Today a family earning about $180,000 pays more than $30,000 a year for Harvard under the aid formula, compared with about $18,000 under the new policy, the school figures.
Also, Harvard will no longer factor in home equity when figuring how much families should pay. This could save an average of $4,000 a year for these families.
Harvard says it's trying to lessen the burden on families and to prevent students from being consumed by debt. Skeptics say Harvard's motives aren't entirely altruistic, noting growing pressure on schools by families and Congress to reduce student debt.
Whatever the motive, Harvard's action can only be good for students and parents.
Schools are concerned that they are pricing out middle-income families with cost increases that consistently outpace inflation.
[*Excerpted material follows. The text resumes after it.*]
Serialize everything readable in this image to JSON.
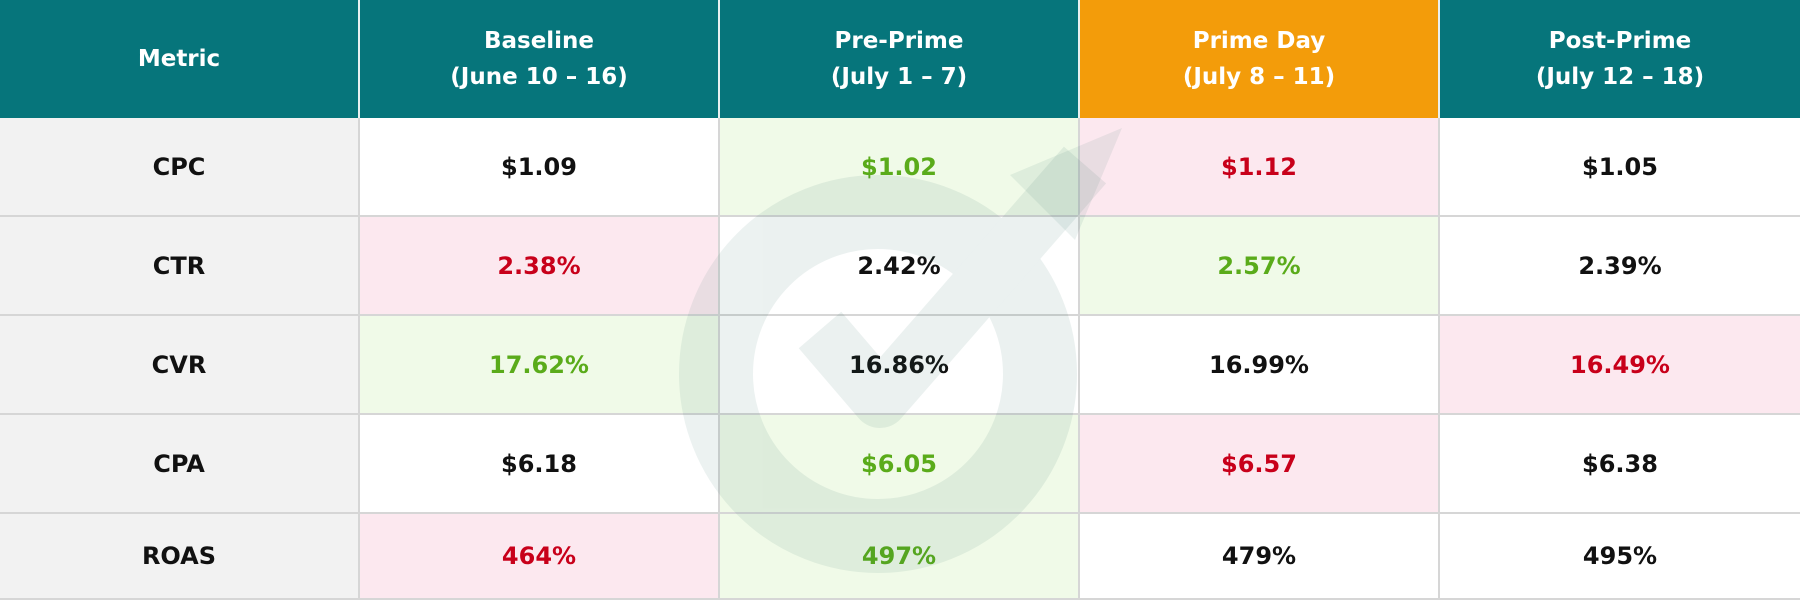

The average cost of college, including room and board, rose nearly 6 percent this year, reaching $13,589 at a four-year public college and $32,307 at a private school, according to the College Board.
Congress is talking about requiring colleges with hefty endowments to use some of that money to reduce tuition. At about $35 billion, Harvard's endowment is larger than the economies of more than half the countries in the world.
Pressure from families and Congress isn't about to abate anytime soon. That's good. With the spotlight on how the cost of higher education is affecting families, more schools may step up to escape the glare.